When my mother heads back to New Jersey after visiting me in upstate New York, she generally gets up very early. She’s 81, but still works six or seven days a week in a bakery, and if she hits the road by 5AM, can be there before 8AM. She’s German, and for her generation at least, work WAS the culture.
The problem with this early departure is that I’m usually still asleep and unable to monitor what disappears from my vegetable garden. One year she took an entire 10-gallon can of tomatillos off my back porch after I suggested that she take “some.” Parsley, tomatoes, summer squash–she will grab a large knife and fill bags with whatever looks good. She used to do the same thing to my aunt the farmer, when she was alive. My mother is not interested in gardening, but harvesting?
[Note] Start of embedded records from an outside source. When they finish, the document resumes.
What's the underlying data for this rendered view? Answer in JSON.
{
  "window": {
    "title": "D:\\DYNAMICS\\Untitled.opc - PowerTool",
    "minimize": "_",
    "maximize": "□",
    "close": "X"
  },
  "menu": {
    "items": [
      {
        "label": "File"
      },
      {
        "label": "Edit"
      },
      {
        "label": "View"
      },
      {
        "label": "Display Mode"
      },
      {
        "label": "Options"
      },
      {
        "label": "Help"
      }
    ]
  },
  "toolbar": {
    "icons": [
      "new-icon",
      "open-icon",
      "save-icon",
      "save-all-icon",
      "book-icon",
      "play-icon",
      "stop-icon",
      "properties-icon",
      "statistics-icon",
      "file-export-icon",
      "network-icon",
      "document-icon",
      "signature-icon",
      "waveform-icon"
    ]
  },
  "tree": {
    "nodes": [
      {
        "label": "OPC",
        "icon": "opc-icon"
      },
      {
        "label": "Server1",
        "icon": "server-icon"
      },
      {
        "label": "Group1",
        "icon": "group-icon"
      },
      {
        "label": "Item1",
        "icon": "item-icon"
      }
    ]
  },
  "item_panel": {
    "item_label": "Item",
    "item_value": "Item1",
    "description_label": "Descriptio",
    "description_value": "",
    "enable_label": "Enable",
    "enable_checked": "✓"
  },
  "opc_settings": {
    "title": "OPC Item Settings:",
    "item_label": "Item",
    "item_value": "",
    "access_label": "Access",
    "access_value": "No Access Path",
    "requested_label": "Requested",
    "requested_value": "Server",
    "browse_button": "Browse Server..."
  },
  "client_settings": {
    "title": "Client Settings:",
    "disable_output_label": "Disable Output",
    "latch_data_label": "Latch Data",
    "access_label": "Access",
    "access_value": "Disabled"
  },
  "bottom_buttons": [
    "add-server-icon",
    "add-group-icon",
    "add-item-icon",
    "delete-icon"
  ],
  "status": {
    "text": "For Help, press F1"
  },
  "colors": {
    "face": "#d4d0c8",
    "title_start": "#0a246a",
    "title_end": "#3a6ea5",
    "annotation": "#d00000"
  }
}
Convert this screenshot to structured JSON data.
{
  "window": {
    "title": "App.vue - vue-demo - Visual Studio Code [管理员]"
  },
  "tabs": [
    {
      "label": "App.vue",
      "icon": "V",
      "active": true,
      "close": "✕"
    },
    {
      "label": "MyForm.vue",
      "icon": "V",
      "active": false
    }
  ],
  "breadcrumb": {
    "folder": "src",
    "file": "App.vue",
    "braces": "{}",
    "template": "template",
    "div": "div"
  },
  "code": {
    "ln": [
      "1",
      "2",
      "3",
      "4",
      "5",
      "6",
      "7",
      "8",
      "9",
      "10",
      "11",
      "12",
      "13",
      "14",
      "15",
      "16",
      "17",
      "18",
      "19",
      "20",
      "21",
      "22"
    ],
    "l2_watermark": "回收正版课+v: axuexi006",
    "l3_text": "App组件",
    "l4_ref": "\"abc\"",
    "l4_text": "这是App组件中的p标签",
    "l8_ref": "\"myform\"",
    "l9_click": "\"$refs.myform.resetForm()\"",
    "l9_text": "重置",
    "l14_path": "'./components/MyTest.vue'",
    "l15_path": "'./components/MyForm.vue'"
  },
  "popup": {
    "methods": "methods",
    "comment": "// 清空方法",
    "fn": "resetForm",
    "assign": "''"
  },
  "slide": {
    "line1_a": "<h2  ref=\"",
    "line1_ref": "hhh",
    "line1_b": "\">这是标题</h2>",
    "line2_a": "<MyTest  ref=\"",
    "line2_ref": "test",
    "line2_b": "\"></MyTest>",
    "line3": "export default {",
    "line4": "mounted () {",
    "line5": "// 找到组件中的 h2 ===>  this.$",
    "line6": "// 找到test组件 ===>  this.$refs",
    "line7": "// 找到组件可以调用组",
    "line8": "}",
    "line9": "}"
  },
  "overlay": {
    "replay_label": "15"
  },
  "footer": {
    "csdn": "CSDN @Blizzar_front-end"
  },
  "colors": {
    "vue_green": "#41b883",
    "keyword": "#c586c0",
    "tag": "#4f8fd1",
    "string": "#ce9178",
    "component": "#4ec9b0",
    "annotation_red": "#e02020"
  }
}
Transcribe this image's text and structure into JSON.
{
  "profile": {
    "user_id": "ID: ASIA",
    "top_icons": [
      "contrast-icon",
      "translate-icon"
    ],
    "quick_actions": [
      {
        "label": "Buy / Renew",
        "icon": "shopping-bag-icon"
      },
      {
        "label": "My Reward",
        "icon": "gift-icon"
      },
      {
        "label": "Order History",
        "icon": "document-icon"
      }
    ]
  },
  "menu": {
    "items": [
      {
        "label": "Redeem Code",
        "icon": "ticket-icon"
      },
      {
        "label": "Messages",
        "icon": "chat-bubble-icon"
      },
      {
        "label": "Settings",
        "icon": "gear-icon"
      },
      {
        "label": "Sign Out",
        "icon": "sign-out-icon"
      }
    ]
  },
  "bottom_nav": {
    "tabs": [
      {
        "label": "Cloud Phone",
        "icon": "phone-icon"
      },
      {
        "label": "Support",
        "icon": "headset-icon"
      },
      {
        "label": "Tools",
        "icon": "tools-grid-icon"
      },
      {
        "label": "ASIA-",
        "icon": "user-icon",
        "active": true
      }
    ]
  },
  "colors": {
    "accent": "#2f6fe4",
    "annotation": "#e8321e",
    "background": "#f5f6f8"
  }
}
That’s an entirely different story.
I don’t really mind, and let’s give her points for an excellent palate that can tell the difference between homegrown and Whole Foods. But I struggle to get enough cabbages to maturity for both her and me. Cabbage seedlings are a favorite snack of many creatures around here. After my first group of seedlings was entirely eaten this summer, I planted another round of cabbages from seed and managed to get four red cabbages and two beautiful Italian pink-tinged green cabbages to a decent size. Enough for sauerkraut and maybe one big bowl of cole slaw, but that’s it.
But my mother LOVES red cabbage, which she calls blaukraut. (The Germans emphasize the blue in the purple, not the red.) She especially loves my red cabbage, which she feels has better flavor than anything she can buy in Jersey. She makes a really excellent dish of braised red cabbage with bacon, onions, apples, vinegar, and a little sugar that always appears beside the turkey on Thanksgiving.
She was here a month ago. I told her she could take a cabbage. She didn’t hear the article and took two. Now, I’ll be visiting her this weekend. Her one request? “Bring me a cabbage!” Hmmmm.